June 8, 2020 at 8:05 am
(This post was last modified: June 8, 2020 at 9:24 am by polymath257.)
(June 8, 2020 at 7:14 am)Belacqua Wrote:(June 7, 2020 at 3:51 pm)polymath257 Wrote: So, what conflict resolution procedure do you propose for determining the truth or falsity of claims about the supernatural? If two people make conflicting claims about some supernatural topic, how can the dispute be resolved? It seems to me that in order to make truth claims, there has to *at least* be some sort of process to separate truth from falsity. Both math and science have such. What about the study of the supernatural?
It depends on how you're defining "supernatural." If you're defining it as that which is unknowable to humans, I'd say that no truth resolution is possible. Because we can't understand it, we can't make claims about it.

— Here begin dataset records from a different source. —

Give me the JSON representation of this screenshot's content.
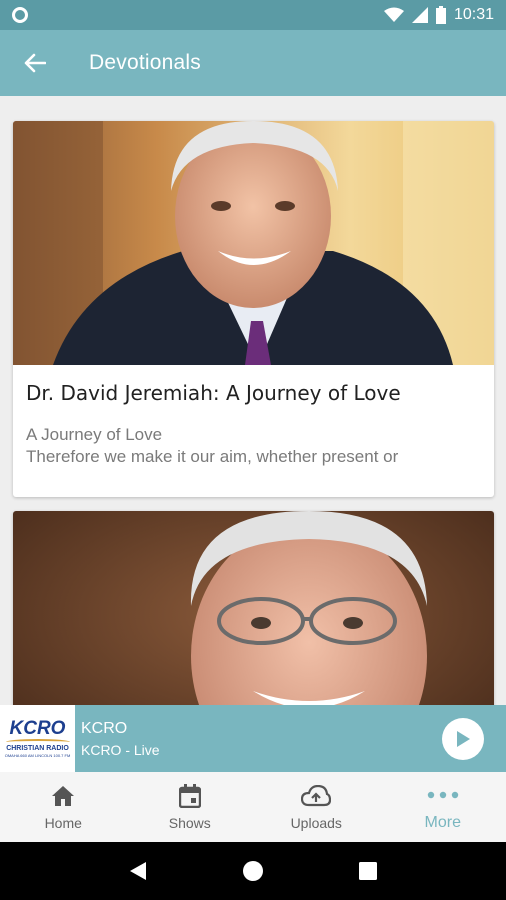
{
  "status_bar": {
    "time": "10:31"
  },
  "app_bar": {
    "title": "Devotionals"
  },
  "cards": [
    {
      "title": "Dr. David Jeremiah: A Journey of Love",
      "subtitle_line1": "A Journey of Love",
      "subtitle_line2": "Therefore we make it our aim, whether present or"
    },
    {
      "title": ""
    }
  ],
  "player": {
    "logo_text": "KCRO",
    "logo_sub": "CHRISTIAN RADIO",
    "logo_tiny": "OMAHA 660 AM   LINCOLN 100.7 FM",
    "station": "KCRO",
    "status": "KCRO - Live"
  },
  "bottom_nav": {
    "items": [
      {
        "label": "Home",
        "icon": "home-icon"
      },
      {
        "label": "Shows",
        "icon": "calendar-icon"
      },
      {
        "label": "Uploads",
        "icon": "cloud-upload-icon"
      },
      {
        "label": "More",
        "icon": "more-dots-icon"
      }
    ],
    "active_index": 3,
    "accent_color": "#79b6bf"
  },
  "colors": {
    "app_bar": "#79b6bf",
    "status_bar": "#5b9ba5"
  }
}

We might claim that something which seems supernatural has happened, but this would also be untestable. Because that which is outside of nature -- the only purview of science -- can't be tested by science.
Some people might dislike the idea of having a part of the world which can't by definition be tested. But we can't always get what we want.
We went over this. That definition doesn't work for a variety of reasons. I gave examples before.
Quote:Quote:And like I said, in any particular case, you have to *test* to see if the mathematical formulation fits the data or not. The whole game is in that phrase 'short of other factors involved that may interfere with their interactions or whatever'. You have to *test* to see if there are such 'interactions' and whether you broke things into 'objects' correctly, and whether there is 'conservation of objects'. Once again, the situations where the math does apply are the interesting ones because they are saying there is a conservation law of sorts.
Again, you're not talking about math. You're talking about empirically-known situations which are measured by math.
I want to know whether a googolplex is really smaller than a googolplex plus one. Do we need an empirical test to determine the truth of this? Or is it known through definitions and logic?
No, it is a result from an axiom system. We make assumptions (the axioms) and derive the result from those axioms.
If we choose different axioms, we get a different collection of results. I can (easily) come up with usable axioms that allow for a googleplex and a googleplex plus one to be equal and where no order consistent with the operations can be defined.
You seem to think there is only one possible mathematics. And that is wrong. You seem to think there is only one 'logic'. And that is also wrong.
It isn't tested empirically *because* it says nothing about the real world. When dealing with the real world, testing is required.